The Dow Jones Industrial Average (.DJI) rose 401.97 points,
or 1.26%, to 32,403.22, the S&P 500 (.SPX) gained 50.66
points, or 1.36%, to 3,770.55 and the Nasdaq Composite (.IXIC) added 132.31
points, or 1.28%, to 10,475.25. For the week, the Dow fell 1.39% to snap a
four-week winning streak, the S&P dropped 3.34% and the Nasdaq slid 5.65%
for its biggest weekly percentage decline since January.
The non-farm payrolls
report comes after a conflicting set of data this week that pointed to a
slowdown in certain parts of the economy but also underscored the resilience of
the U.S. labor market despite aggressive rate hikes to tame inflation. Traders' expectations of a 75 basis point
rate hike in December had briefly jumped after the jobs report but were now pricing in about a 62%
chance of a 50 basis point hike, according to CME's FedWatch Tool. Market focus will now
turn to a key consumer inflation reading due next week as well as the U.S.
midterm elections on Nov. 8, where control of Congress is at stake.

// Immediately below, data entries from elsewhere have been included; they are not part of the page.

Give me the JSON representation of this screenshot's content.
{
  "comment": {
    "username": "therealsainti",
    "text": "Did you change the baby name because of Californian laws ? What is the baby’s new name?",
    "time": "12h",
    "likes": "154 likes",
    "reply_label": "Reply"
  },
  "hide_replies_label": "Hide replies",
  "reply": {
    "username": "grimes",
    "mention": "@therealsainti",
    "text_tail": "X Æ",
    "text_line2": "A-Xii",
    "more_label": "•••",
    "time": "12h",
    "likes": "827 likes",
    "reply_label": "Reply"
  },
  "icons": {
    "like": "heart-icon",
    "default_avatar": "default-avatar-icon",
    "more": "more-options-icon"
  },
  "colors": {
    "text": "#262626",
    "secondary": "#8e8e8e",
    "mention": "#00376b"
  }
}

Meanwhile, hopes of an easing in China's tough
COVID-19 curbs supported some areas of the market, with U.S.-listed shares of
Chinese companies including Alibaba , which finished up 7.05% and JD.com , up
9.74%. Those hopes also helped boost
prices of commodities such as copper, which in turn lifted the materials (.SPLRCM) sector 3.41% as
the best performing of the 11 major S&P sectors. Starbucks Corp jumped 8.48% after it topped Wall Street estimates for quarterly comparable sales
and profit, while DoorDash
Inc's (DASH.N) revenue beat boosted the
food delivery firm's shares by 8.32%.
Volume on U.S. exchanges was 13.31 billion shares, compared with the 11.74 billion average for the full
session over the last 20 trading days.
Advancing issues outnumbered declining ones on the NYSE by a 2.56-to-1 ratio; on Nasdaq, a 1.41-to-1 ratio favored advancers. The S&P 500 posted 18 new 52-week highs and 27 new lows; the Nasdaq Composite recorded 81 new highs and 278 new lows.